Die Kunst des Zähneputzens
Zum Vergleich: Ich staune, wie am Wochenende schon um 8 Uhr morgens die Autos vor der Waschanlage anstehen und wie dort anschliessend innen und aussen alles exakt gereinigt und poliert wird. Felgen inklusive. Der Schmutz muss weg!

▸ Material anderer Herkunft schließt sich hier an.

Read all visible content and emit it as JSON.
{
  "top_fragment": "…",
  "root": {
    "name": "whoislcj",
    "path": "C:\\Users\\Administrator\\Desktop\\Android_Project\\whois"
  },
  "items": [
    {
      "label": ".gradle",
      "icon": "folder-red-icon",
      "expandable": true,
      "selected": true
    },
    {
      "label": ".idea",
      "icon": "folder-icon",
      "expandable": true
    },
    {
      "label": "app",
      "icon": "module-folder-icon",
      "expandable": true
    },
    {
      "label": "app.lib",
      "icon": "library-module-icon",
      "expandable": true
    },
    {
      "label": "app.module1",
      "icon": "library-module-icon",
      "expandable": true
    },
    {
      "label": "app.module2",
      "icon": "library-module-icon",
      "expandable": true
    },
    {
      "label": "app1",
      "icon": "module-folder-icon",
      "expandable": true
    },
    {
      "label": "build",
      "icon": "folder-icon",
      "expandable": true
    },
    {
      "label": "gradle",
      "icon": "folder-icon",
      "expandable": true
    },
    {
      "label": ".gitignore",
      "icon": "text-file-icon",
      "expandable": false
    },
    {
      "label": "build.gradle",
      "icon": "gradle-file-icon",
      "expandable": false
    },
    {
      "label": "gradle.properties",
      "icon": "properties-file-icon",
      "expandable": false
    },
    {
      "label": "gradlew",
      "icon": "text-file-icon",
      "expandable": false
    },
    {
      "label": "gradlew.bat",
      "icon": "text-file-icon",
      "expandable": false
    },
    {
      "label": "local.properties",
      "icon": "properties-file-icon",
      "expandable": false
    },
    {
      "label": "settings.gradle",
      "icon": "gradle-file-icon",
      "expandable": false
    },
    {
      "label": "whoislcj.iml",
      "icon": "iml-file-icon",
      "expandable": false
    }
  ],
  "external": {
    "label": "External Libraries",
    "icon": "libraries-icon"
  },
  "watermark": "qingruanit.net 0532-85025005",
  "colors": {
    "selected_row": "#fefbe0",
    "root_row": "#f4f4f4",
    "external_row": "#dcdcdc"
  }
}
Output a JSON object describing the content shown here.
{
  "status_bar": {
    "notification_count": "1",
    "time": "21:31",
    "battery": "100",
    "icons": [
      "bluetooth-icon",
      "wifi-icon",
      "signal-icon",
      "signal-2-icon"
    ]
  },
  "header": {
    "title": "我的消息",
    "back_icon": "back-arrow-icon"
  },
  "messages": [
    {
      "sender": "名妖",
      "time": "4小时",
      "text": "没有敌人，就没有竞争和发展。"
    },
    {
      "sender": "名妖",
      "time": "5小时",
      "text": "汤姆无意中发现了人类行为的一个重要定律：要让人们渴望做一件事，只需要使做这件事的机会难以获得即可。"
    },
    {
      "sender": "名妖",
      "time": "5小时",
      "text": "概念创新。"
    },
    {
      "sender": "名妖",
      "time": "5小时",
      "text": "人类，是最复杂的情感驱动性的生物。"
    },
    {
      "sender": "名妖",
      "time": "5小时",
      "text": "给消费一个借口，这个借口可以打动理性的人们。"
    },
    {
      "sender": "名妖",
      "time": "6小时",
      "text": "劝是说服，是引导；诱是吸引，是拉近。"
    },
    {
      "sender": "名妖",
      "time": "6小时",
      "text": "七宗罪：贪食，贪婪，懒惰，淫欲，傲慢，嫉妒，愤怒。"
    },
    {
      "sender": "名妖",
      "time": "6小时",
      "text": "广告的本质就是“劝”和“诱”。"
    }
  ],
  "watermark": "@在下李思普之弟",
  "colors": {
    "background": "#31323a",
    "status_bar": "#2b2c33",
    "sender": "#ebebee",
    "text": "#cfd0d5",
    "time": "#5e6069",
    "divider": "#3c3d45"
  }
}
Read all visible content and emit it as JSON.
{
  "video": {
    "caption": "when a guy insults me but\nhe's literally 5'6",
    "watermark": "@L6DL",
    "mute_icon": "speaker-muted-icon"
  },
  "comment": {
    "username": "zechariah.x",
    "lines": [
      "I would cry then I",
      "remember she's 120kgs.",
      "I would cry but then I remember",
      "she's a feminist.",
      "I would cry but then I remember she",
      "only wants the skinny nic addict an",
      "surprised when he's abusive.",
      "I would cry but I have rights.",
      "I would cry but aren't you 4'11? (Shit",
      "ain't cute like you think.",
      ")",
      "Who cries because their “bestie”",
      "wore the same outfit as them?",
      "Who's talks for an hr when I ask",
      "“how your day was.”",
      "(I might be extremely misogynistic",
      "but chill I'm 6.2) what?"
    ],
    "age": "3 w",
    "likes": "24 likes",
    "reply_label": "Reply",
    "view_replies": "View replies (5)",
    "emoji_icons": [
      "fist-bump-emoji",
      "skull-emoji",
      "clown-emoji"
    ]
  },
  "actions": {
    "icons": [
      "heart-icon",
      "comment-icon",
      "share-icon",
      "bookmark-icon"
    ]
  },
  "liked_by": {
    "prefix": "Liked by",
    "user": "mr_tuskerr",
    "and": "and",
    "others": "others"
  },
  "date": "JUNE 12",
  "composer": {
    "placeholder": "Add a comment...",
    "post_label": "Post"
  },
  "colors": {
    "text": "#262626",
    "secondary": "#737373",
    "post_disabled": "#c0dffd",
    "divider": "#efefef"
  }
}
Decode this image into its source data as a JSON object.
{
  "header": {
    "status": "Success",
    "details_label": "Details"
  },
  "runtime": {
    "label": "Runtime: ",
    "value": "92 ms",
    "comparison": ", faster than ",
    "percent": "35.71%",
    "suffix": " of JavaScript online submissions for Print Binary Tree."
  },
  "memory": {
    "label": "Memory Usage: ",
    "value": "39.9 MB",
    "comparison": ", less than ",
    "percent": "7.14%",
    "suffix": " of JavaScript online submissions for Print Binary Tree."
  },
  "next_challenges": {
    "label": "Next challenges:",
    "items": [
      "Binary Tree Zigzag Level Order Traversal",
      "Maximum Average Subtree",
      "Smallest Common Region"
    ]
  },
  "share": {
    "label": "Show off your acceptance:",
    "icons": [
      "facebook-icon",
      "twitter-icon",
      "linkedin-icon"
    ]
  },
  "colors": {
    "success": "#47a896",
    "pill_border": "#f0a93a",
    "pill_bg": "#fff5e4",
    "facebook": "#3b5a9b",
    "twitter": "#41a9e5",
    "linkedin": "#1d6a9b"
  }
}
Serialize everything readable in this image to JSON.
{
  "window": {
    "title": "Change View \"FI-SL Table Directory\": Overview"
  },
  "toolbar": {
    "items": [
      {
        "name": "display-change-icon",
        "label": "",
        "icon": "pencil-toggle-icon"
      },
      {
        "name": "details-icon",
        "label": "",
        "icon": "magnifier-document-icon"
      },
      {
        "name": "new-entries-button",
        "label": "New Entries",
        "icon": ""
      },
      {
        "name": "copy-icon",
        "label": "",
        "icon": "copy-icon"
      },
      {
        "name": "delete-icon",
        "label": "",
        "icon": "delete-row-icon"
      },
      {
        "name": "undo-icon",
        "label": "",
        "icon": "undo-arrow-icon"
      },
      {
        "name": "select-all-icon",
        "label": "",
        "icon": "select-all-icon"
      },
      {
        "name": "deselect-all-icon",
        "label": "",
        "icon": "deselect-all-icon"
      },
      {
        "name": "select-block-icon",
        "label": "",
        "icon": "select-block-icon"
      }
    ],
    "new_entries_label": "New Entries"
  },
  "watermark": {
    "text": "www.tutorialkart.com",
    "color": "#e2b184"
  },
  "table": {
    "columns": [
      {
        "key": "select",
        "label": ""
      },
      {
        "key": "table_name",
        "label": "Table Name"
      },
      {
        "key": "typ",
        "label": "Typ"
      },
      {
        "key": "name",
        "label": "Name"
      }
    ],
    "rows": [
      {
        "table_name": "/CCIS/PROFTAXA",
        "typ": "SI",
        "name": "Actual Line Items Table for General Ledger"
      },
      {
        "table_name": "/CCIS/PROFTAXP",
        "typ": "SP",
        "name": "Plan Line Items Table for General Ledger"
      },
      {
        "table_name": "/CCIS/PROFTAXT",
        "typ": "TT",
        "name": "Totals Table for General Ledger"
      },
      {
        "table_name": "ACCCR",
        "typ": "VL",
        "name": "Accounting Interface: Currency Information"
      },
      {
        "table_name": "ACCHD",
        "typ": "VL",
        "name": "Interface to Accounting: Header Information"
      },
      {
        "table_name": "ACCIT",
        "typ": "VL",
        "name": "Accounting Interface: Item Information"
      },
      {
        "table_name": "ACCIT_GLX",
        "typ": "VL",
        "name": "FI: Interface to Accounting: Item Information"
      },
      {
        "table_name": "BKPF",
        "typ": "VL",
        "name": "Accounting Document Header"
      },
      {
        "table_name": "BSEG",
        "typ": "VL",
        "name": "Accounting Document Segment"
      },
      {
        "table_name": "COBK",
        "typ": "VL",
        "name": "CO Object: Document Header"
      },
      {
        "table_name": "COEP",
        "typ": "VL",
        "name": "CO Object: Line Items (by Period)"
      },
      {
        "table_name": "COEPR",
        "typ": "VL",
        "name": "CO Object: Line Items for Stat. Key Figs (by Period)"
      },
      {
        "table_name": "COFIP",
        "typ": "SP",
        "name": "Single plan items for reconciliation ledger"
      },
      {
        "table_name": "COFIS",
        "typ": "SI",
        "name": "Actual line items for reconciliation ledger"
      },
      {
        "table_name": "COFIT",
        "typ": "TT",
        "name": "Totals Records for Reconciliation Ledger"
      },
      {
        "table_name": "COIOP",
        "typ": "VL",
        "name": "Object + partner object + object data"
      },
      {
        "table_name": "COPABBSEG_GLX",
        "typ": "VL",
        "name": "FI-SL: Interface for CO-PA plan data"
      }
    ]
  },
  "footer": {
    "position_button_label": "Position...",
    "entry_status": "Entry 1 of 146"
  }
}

Ich habe dann mal dort die fleissigen Autoputzer gefragt, ob ihre Zähne auch so genau angeschaut und so kritisch gepflegt werden … Die hohe Kunst des Zähneputzens kann man erlernen. Es braucht einen Coach, Training und Repetition! Eine Verletzung an der Hand, eine Blutung, bemerken wir sofort. Wir desinfizieren die Wunde, pflegen und kontrollieren die Heilung, ja, wir gehen sogar zum Arzt. Warum? Weil wir Angst haben, dass es eine schlimmere Infektion geben könnte! Wie sieht das aber im Mund aus? Kontrollieren wir das Zahnfleisch genauso? Was ist, wenn das Zahnfleisch entzündet ist, spüre ich das? Wie geht es weiter, wird es eine chronische Entzündung geben? Ist es eine offene Wunde? Heilt es? Könnte der Halteapparat angegriffen werden? Warum ist das schlimm? Solche einfache Fragen sind in der Praxis zu beantworten.
Gesund beginnt im Mund
Ich kann Ihnen versichern, dass für viele Ihrer Patienten und unserer Kunden dies nicht klar ist. Es ist aber doch so einfach, im Mund zu zeigen, dass die Gingiva entzündet ist. Nicht mit der Sonde, aber mit einer kleinen feinen Interdentalraumbürste kann man verdeutlichen, was passiert, wenn ich sie einführe und herausnehme. Mit etwas Geduld, Licht und Handspiegel lernt der Patient/Kunde seine Zähne kennen, ich kann auf die offene Wunde hinweisen und ihm erklären, dass die Bakterien sich mit dem Blut vermischen und so durch den ganzen Organismus = Körper verteilt werden. Hat der Kunde festgestellt, dass sein Zahnfleisch immer wieder blutet, ist es einfacher zu erklären, dass es sich um eine chronische Entzündung handelt. Und er wird schneller verstehen: Wenn es Schwachstellen im Körper gibt, wie z. B. eine Herz-Kreislauf-Erkrankung (wofür er Medikamente braucht), es sehr wichtig ist, die Mundhygiene zu optimieren, die chronische Entzündung zu bekämpfen, den Kreislauf von unnötiger Belastung zu befreien! Wir sollten als Dental-Coach helfen, das Ziel zu erreichen. Dazu gehört, die ganzheitliche Motivation zu verbessern, die Technik mit praktischen Übungen zu optimieren, die Akzeptanz zu fördern, die Effektivität durch individuelle Prophylaxe zu steigern. Don’t leave the patient alone!